The Bengals’ new-look scouting staff, trying to project the weekend’s cantankerous weather as well as sleek edge rushers, has converged at the season’s first major college all-star game for practices leading up to Tuesday’s East-West Shrine Bowl in Frisco, Texas.

Then, director of player personnel Duke Tobin hopes to skate through the ice to the Panini Senior Bowl in Mobile, Ala., for the workouts around the Jan. 31 game with some of his beefed-up staff’s new tools.

“More efficient and more eyes on more players,” says assistant general manager Mike Potts, who oversees Bengals’ college scouting. “Multiple looks at more players on both the college and pro side, and that’s through seeing them in person on visits and watching them on tape as well.”

That’s courtesy of three hires Tobin made back in the spring that included veteran NFL college and pro scouts Josh Hinch and Tyler Ramsey, as well as scouting research analyst Trey LaBounty, and they say they can see their work starting to bubble up as draft season eases into full boil.

Ramsey, back in his old stomping grounds that he canvassed for a decade with the Seahawks in the Mountain West, and Hinch, bringing his SEC experience with the Patriots to bolster assistant general manager Trey Brown’s deep roots in Alabama and Georgia, have been here before.

Yet no one’s quite sure if they’ve ever seen a guy like LaBounty on the scouting trail.

“I’m sure there are a lot of guys around the league that don’t have as well-rounded of a skill set as he has,” Potts says.

LaBounty, 25, once a preferred walk-on defensive end at Stanford and then a grad school tight end at Miami University who also happens to have two master’s degrees and majors in information technology while dabbling in program applications, has been both getting his feet wet and diving in.

You’ve got to believe he’s the first NFL scout with a master’s in “Data science with focus in social problems.”

“I give props to these guys.
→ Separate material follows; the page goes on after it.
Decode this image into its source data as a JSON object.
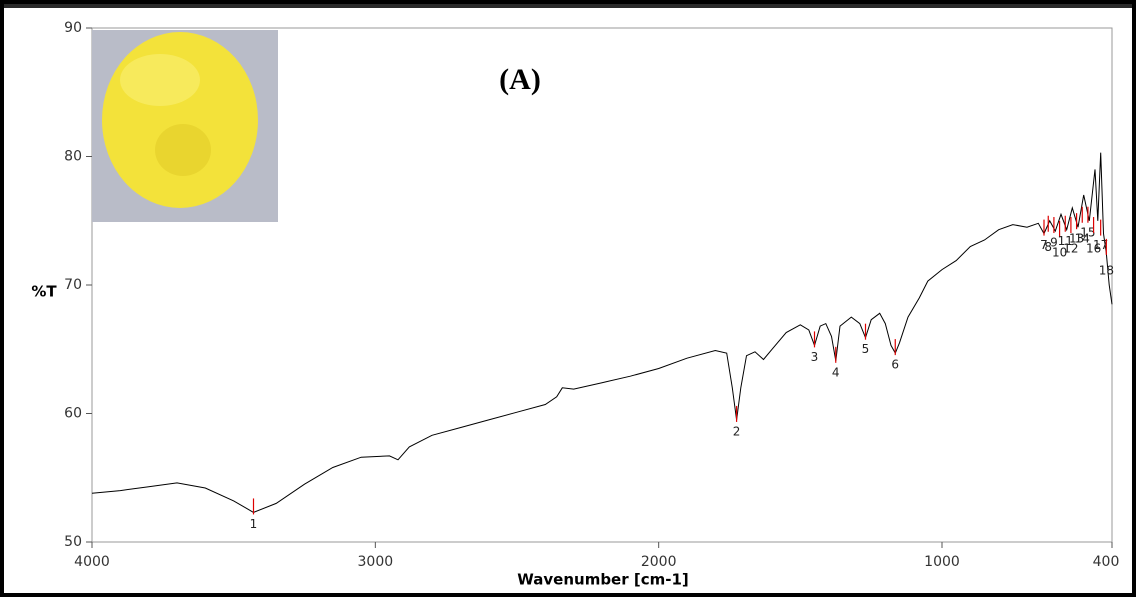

I’ve been really thankful that they’ve allowed me into the different processes and genuinely been willing to listen to my input,” LaBounty says. “I’ve got a different background from the technical aspect, and it has allowed me to come in and ask, ‘How can we streamline our processes and make them more efficient?’ And then what are the areas where we can also go in and create new ones?”